5 coisas que aprendi com meus pacientes sobre envelhecer com leveza
A passagem do tempo é inevitável, mas há ações para tornar o processo mais suave, ensina geriatra
Certa vez, um amigo querido me disse que o geriatra é, em partes, um bom "fofoqueiro". Enquanto alguns indivíduos excluem a pessoa idosa e não escutam suas histórias, nós fazemos questão de ouvir, prestar atenção aos detalhes e, dessa forma, individualizar o cuidado, respeitando todos os "segredos de confissão".

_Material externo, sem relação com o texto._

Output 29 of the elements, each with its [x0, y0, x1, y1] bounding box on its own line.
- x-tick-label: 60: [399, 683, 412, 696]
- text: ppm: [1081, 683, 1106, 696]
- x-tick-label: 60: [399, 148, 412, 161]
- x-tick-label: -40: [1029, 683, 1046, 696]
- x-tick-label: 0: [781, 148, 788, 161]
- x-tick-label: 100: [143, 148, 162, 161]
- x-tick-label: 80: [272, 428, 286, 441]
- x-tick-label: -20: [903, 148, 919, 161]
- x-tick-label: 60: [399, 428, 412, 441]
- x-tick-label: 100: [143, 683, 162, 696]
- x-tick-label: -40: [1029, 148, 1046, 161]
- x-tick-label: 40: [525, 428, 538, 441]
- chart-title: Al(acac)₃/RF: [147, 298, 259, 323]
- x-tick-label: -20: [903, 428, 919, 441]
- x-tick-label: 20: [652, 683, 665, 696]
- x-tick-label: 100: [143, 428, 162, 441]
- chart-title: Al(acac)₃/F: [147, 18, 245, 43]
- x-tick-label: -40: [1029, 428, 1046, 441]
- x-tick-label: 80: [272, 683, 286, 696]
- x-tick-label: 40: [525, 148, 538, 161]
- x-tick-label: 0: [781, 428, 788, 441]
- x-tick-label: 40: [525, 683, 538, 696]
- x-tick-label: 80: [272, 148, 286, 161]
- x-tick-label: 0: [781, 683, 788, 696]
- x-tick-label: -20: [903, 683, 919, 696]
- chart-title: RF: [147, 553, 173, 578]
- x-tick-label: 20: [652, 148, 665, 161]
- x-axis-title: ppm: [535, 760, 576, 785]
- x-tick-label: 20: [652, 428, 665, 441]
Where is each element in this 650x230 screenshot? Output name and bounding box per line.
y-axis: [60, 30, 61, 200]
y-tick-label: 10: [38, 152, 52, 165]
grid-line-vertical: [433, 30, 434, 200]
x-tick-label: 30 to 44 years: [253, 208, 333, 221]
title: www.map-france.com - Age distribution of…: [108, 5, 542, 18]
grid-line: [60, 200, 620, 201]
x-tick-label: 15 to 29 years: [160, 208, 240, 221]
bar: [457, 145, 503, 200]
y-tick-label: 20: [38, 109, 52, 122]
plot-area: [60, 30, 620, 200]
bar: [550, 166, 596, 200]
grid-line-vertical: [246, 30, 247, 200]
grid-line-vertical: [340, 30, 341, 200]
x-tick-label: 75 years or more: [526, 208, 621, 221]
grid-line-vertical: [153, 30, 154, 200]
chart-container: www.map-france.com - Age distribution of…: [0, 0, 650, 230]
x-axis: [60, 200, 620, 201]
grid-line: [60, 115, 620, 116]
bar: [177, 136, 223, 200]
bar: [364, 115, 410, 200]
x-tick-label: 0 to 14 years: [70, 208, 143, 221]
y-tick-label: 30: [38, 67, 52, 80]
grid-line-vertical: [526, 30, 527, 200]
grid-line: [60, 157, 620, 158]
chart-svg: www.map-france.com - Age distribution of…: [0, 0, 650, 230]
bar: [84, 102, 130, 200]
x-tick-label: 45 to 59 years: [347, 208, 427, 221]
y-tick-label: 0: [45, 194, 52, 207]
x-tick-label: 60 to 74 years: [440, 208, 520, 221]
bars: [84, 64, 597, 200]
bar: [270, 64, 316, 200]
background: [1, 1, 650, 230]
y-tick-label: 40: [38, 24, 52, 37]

Ao longo desses anos de escuta, é interessante notar como as vozes se cruzam e tanto dores quanto conquistas muitas vezes são semelhantes. Por exemplo, é quase unanimidade o receio de "dar trabalho" para a família ou de se sentir um "peso" para os outros. Assim, resolvi reunir alguns ensinamentos que aprendi com meus pacientes sobre como podemos envelhecer com mais leveza.
Primeiro, ter propósito na vida é algo maravilhoso. Mesmo aos 70, 80, 90 ou 100 anos há vontades e desejos que nos movem. Pode ser lutar contra alguma opressão, educar filhos e netos, transmitir afetos ou qualquer outro projeto que nos ajude a levantar da cama pela manhã e seguir caminhando, mesmo com as adversidades que possam aparecer. Às vezes, pode ser difícil entender esse propósito, por isso é tão importante olhar para dentro, entendendo valores e a diversidade de existir nesse mundo.
Um segundo ponto importante se refere ao dinheiro. Há claros indícios de que pessoas idosas com melhores condições socioeconômicas apresentam condições mais favoráveis ao envelhecimento com qualidade, e a desigualdade precisa ser combatida para garantirmos justiça social também no envelhecimento.
Entretanto, dinheiro não garante afeto, cuidados e carinho. Já tive casos de filhos que, diante da finitude do pai, me avisaram: "Doutor, pode me pedir para cuidar dele, mas não me peça para amá-lo!".
São casos em que relações não foram criadas ao longo da vida ou problemas pessoais atravessaram as existências. Eles evidenciam que, além de buscar formas para envelhecer com qualidade, precisamos a todo momento lembrar que o nosso capital social - formado por todas aquelas pessoas que podem estar presentes, com afeto e carinho, nos momentos de maior dificuldade - é o que mais garante apoio.
Por isso, pedir desculpas, falar o que sentimos, mostrar sensibilidade e fortalecer relações são tão importantes para uma boa lembrança do passado quanto para uma melhor construção do presente e do futuro.
Nesse contexto, mais um ponto que merece destaque é o da visão. E não faço referência ao órgão do sentido, mas à capacidade de ser realmente visto pelos outros e por nossa sociedade. Não consigo nem imaginar como é cruel para alguém se sentir "escanteado" por uma sociedade idadista, que reduz seu valor e gera a sensação de invisibilidade. Não à toa a Organização Pan-Americana da Saúde (Opas) defende que o primeiro pilar para envelhecermos com saúde é priorizar medidas que alterem a forma como vemos, agimos e sentimos o envelhecimento.
Por fim, algo que também contribui para envelhecermos com leveza se relaciona à família. Existem casos em que ela pode ajudar com respeito, apoio, carinho, afeto e sentido na vida. Porém em outros ela pode até piorar a situação - já acompanhei pacientes cujo filho ou outro familiar era violento psicologicamente, controlador ou negligente.
Mas família é uma palavra com significados muitos amplos. Mais do que uma questão sanguínea, ela é composta por aqueles com quem criamos laços e que escolhemos para estar ao nosso lado.
Respeitar todas as formas de família é garantia de maior leveza no envelhecimento. Basta lembrar daqueles que romperam com seus parentes ou das "famílias interespécies", nome sofisticado para composições em que um membro familiar não é humano, podendo ser um cão, um gato, um pássaro ou um robô, por exemplo.
Envelhecer é inevitável, mas, assim como a fofoca, o que iremos fazer com essa informação é opcional. Construir pontes, mostrar-se sensível, ver e ouvir os outros são opções para quem deseja caminhar para um presente e futuro mais leves.